The High Price of Objectivity
(cc photo by kevin dooley)
Dana Goldstein attempts to defend “last in, first out” layoff policies for public school teachers:
In education, reasonable people have been disagreeing, for decades and decades, about how to define and measure good teaching. LIFO has become standard practice because in the absence of such agreement, it has one great advantage: LIFO can be applied completely objectively.
Life is full of situations that demand you to make decisions under conditions of uncertainty. In almost all cases, the right thing to do is to try your best not to simply give up. Note that since teacher compensation costs increase as a function of experience, LIFO is actually worse than the equally objective practice of firing teachers at random. LIFO maximizes layoffs relative to financial targets. Doing layoffs by lottery would allow districts to fire fewer teachers.

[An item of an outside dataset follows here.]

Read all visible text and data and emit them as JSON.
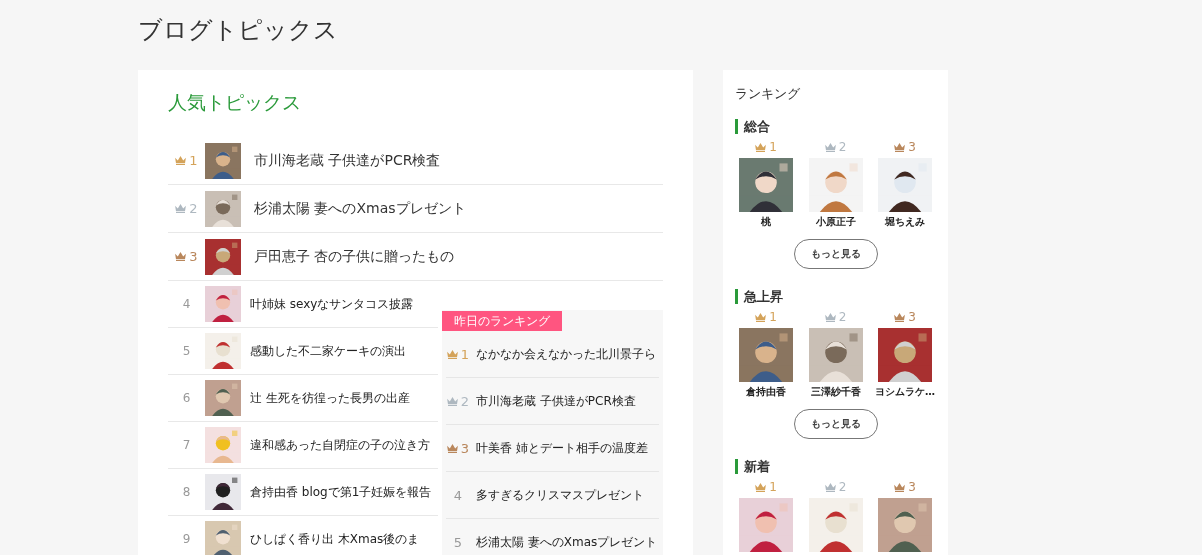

But of course doing layoffs by lottery would be a pretty silly way to run an organization. Adopting any criteria, no matter how imperfect or contestable, that had any correlation to performance whatsoever would be an improvement over random firing. Measuring job performance is hard in any field, and it’s hard in teaching. But is it so hard that we really couldn’t do better than firing people at random? Note that if it really is completely impossible to obtain actionable information about teacher quality, then suddenly the case for forcing teachers to swallow dramatic pay cuts looks pretty strong. I don’t buy it. I think hiring good teachers is important, and part of that is thinking that it’s possible to obtain information about which teachers are the good ones. But if you seriously think we can’t, then we should at least shift to random firing.